Tri C. Tran, PhD. is a lecturer of Vietnamese in the Humanities Language Learning Program at the University of California, Irvine. He has a Ph.D, an M.A. (Romance Linguistics and Literatures), and a B.A.
(Spanish Linguistics) from University of California, LA (UCLA). He also teaches Spanish and French language and linguistics, Romance linguistics, English as a Second Language, and English Academic Writing. His publications include Vietnamese language texts and a bilingual dictionary for students of linguistics. Tram Le was two years old when her family fled Vietnam on the day Saigon fell in 1975. Growing up in Southern California, she learned Vietnamese through organizing artistic and cultural productions for over two decades within the Vietnamese American community in Orange County, home of the largest population of Vietnamese outside of Vietnam. She refined her Vietnamese language skills by co-founding Club O' Noodles, a pioneering Vietnamese American theatre troupe; curating multi-art and history exhibitions; co-founding the Vietnamese International Film Festival (Viet Film Fest), which showcases films from around the world; and co-authoring a photo-history book, Vietnamese in Orange County . She received her B.S.

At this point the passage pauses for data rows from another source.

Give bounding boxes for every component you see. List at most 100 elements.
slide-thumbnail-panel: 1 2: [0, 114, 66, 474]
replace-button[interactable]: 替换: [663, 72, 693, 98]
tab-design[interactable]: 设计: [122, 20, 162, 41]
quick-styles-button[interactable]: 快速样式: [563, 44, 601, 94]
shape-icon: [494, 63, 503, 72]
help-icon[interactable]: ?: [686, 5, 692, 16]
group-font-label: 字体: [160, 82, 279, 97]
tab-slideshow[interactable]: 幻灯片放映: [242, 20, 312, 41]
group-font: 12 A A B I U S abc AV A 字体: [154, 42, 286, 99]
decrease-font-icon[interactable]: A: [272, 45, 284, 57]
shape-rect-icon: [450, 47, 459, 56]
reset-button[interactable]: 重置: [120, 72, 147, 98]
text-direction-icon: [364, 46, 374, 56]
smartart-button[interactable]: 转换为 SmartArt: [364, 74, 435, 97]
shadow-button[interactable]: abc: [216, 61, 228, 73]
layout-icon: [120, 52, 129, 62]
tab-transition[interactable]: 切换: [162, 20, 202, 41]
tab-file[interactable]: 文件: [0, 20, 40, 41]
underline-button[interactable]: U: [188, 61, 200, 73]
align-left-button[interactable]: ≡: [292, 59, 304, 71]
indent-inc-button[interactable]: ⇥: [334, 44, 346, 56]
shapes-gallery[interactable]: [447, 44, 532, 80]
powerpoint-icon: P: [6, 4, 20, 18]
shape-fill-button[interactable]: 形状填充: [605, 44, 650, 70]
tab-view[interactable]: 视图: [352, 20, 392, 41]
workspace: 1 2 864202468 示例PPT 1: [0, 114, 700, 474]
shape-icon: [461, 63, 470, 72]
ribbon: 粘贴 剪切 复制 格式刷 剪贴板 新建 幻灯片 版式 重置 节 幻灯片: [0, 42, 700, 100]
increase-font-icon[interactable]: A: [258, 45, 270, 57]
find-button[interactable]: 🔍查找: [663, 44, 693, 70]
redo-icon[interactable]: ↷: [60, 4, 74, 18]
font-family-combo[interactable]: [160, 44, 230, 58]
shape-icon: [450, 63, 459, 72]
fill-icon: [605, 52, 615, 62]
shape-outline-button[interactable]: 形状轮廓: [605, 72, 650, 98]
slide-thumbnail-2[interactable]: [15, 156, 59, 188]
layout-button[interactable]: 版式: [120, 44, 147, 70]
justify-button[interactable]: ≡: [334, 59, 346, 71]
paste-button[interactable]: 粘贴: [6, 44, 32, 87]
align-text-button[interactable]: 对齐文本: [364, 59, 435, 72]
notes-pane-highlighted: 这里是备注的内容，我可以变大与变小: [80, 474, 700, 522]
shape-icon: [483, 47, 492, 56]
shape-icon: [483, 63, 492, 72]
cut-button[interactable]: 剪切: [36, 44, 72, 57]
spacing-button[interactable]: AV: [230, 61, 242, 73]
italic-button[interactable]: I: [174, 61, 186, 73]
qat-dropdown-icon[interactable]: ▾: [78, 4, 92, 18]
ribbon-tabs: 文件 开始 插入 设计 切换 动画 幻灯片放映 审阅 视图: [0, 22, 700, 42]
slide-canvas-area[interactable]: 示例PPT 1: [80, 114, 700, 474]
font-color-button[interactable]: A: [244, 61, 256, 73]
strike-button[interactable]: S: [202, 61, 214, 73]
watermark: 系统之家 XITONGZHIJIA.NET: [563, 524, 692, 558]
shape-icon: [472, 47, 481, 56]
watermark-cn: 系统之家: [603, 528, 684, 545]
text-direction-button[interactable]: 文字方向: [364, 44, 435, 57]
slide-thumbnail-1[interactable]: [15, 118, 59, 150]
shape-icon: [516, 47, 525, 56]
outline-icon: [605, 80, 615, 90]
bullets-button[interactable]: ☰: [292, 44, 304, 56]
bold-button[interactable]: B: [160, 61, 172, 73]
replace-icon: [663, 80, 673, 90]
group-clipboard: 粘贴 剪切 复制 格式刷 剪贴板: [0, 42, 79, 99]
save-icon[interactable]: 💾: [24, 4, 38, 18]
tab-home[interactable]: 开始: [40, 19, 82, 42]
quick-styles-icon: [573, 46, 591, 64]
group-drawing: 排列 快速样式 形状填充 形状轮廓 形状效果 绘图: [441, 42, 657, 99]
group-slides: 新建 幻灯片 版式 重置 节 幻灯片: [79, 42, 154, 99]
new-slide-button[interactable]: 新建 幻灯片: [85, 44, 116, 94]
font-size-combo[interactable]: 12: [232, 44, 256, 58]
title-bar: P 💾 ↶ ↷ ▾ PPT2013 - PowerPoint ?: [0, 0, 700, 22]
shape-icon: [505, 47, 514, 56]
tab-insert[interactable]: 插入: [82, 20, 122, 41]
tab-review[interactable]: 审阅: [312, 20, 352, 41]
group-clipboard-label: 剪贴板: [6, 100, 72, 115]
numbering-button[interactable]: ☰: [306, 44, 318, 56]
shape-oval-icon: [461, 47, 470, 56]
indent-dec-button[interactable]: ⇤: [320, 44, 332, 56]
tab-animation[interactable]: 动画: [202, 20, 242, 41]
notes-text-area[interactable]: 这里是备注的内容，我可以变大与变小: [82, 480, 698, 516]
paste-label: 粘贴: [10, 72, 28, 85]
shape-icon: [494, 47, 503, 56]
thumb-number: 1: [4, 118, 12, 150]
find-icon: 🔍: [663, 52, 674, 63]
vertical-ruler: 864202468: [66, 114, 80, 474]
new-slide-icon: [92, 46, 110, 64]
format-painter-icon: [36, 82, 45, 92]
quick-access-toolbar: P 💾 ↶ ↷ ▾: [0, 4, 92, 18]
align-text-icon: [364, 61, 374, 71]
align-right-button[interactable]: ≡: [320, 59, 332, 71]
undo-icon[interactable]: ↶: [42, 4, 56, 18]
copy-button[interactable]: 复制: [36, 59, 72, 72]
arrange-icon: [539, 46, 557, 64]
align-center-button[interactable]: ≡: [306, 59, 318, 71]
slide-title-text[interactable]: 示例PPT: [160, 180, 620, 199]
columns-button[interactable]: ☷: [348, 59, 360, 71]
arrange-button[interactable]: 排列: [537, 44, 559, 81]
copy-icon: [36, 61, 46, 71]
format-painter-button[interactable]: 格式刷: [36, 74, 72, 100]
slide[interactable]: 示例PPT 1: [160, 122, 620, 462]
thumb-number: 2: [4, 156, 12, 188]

in Business Administration from California State University, Northridge (CSUN) and an M.A. from the Department of Asian American Studies at the University of California, Los Angeles (UCLA). She currently serves as the Associate Director for Viet Stories: Vietnamese American Oral History Project at the University of California, Irvine (UCI). Nguyen Thi Hop and Nguyen Dong began their careers as young professional artists in the South Vietnam of the 1960s, exhibiting in Paris, Taiwan, and in cities in Germany and the US, as well as in Saigon. They have illustrated many award-winning books, including Vietnamese Children's Favorite Stories and My First Book of Vietnamese Words . In the US, they have frequently illustrated the work of renowned Vietnamese Zen master Thich Nhat Hanh.